Nasma Réda, Lundi, 05 janvier 2015

Les autorités égyptiennes cherchent à surveiller de plus près les travaux des missions archéologiques étrangères, qui sont plus de 200 dans le pays, afin de freiner les violations de la loi.

Archéologie : Une main ferme sur les missions étrangères

La publication d’une découverte archéologique majeure au Fayoum, à une centaine de km du Caire, dans le quotidien égyptien Daily Mail a suscité la colère d’un grand nombre de professionnels du milieu, et a par la suite rouvert le dossier des missions étrangères opérant en Egypte.

L’affaire commence quand le professeur Kerry Muhlestein, chef de la mission américaine de la Brigham Young University (BYU) opérant sur le site Fag Al-Gamous, place l’équipe de chercheurs américains dans une situation difficile.
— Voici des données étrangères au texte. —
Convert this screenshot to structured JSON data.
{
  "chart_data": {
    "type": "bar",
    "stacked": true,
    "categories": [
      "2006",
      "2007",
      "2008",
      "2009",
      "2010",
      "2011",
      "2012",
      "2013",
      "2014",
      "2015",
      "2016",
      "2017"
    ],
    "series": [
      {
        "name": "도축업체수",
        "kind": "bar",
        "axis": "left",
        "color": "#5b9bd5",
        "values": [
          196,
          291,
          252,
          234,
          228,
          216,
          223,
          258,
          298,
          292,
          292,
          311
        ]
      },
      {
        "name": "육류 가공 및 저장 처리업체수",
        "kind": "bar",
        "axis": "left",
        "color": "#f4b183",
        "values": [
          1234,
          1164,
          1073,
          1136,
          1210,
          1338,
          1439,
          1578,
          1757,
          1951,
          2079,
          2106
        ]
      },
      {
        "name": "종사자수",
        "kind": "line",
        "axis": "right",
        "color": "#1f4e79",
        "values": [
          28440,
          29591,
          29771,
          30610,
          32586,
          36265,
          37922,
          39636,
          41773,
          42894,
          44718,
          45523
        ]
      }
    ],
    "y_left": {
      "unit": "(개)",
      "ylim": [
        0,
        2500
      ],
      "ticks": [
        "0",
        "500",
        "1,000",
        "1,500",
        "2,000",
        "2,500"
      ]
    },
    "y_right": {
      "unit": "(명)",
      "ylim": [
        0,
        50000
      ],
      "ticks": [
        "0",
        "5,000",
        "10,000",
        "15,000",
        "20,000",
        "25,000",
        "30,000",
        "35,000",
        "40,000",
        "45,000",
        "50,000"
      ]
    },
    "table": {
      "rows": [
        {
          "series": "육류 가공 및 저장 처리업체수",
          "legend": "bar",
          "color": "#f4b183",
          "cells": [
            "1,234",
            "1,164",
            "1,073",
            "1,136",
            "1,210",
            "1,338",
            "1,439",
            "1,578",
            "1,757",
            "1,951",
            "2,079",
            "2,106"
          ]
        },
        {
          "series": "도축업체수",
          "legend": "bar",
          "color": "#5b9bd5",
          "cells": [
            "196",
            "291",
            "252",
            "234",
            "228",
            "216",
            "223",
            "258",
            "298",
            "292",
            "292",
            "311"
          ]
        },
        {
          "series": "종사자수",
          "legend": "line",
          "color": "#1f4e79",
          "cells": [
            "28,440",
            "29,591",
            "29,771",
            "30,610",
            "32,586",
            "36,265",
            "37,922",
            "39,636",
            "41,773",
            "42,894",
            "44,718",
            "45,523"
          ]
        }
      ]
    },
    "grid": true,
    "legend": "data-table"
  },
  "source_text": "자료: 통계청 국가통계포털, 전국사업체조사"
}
Lors d’une conférence de presse à Toronto (Canada), il annonce la découverte de 1 700 momies et estime découvrir bientôt près de 1 million de momies sur le même site. Une déclaration susceptible de provoquer la suspension définitive des travaux de cette mission présente sur le site depuis près de 30 ans. « Cette publication donne clairement de fausses informations. Muhlestein a commis une grave erreur professionnelle en abordant le sujet des fouilles et découvertes sans informer le ministère des Antiquités au préalable. Cela implique pour le ministère la nécessité d’entamer immédiatement une enquête pour décider du sort de cette mission. Il est très probable qu’elle soit définitivement suspendue », a annoncé Youssef Khalifa, chef du département des antiquités égyptiennes au ministère des Antiquités.
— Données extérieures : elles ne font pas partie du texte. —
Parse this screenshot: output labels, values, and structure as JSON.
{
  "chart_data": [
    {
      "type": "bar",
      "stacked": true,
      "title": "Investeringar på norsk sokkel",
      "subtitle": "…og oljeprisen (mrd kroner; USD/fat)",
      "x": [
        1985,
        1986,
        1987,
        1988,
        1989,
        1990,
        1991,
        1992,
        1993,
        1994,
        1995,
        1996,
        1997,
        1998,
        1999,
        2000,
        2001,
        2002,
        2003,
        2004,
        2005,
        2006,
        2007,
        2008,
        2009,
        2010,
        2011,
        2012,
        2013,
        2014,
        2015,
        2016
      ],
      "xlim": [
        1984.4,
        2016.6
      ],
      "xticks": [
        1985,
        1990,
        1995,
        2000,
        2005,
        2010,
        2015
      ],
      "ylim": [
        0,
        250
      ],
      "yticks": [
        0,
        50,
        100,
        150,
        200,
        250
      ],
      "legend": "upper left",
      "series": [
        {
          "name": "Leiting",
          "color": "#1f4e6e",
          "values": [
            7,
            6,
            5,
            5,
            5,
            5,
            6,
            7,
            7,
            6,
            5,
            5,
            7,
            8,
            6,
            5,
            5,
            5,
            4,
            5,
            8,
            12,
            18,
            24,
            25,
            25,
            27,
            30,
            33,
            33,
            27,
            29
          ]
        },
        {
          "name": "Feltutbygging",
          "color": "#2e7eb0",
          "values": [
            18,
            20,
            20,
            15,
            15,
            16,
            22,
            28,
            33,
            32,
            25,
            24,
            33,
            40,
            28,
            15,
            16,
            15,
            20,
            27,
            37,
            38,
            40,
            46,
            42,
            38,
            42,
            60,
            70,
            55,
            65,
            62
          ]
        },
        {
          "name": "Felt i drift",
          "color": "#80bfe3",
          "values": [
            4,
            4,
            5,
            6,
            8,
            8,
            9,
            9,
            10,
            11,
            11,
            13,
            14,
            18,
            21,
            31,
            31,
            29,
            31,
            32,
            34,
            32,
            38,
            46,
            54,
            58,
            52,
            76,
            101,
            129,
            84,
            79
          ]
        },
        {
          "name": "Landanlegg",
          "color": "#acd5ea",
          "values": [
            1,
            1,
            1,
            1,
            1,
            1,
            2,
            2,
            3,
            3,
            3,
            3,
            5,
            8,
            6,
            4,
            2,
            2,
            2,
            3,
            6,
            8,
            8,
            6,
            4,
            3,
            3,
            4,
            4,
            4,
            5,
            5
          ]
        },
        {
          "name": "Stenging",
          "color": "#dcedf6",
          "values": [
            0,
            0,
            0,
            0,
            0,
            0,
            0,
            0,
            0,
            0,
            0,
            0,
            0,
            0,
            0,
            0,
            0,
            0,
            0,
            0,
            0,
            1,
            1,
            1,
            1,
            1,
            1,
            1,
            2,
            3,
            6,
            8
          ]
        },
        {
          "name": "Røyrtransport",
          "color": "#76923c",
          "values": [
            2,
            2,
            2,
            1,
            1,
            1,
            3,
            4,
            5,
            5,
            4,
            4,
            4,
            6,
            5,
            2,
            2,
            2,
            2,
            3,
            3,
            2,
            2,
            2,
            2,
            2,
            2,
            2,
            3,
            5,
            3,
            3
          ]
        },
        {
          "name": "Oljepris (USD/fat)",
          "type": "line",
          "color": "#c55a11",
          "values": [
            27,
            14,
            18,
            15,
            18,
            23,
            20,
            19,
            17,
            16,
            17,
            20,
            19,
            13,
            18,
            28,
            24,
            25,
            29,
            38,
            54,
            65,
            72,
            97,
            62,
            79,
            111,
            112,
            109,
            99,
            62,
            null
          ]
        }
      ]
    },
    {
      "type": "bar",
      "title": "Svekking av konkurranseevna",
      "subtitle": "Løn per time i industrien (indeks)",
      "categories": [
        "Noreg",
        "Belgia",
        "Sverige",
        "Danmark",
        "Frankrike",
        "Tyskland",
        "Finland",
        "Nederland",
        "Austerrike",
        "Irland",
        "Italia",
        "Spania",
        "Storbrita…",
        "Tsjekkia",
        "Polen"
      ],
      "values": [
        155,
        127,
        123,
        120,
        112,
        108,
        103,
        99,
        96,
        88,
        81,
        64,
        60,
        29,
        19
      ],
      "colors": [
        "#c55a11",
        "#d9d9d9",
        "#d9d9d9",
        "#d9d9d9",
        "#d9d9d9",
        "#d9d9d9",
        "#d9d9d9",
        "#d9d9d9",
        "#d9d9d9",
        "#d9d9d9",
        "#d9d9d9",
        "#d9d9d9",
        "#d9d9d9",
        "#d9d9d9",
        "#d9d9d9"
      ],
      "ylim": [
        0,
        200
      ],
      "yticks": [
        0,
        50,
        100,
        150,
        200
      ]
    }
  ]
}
La loi dit, en effet, que le chef d’une mission n’a pas le droit de publier une découverte à l’étranger sans en informer au préalable ce ministère. « La loi doit être strictement appliquée et une mission ne doit pas publier les résultats de ses fouilles et recherches sans en informer d’abord les responsables égyptiens », souligne Magdi Al-Ghandour, ex-chef du département des missions étrangères. Idée partagée par Abdel-Halim Noureddine, chef de l’Union des archéologues égyptiens, qui affirme qu’il existe des missions passant outre les règlements et que leurs travaux devraient être immédiatement suspendus.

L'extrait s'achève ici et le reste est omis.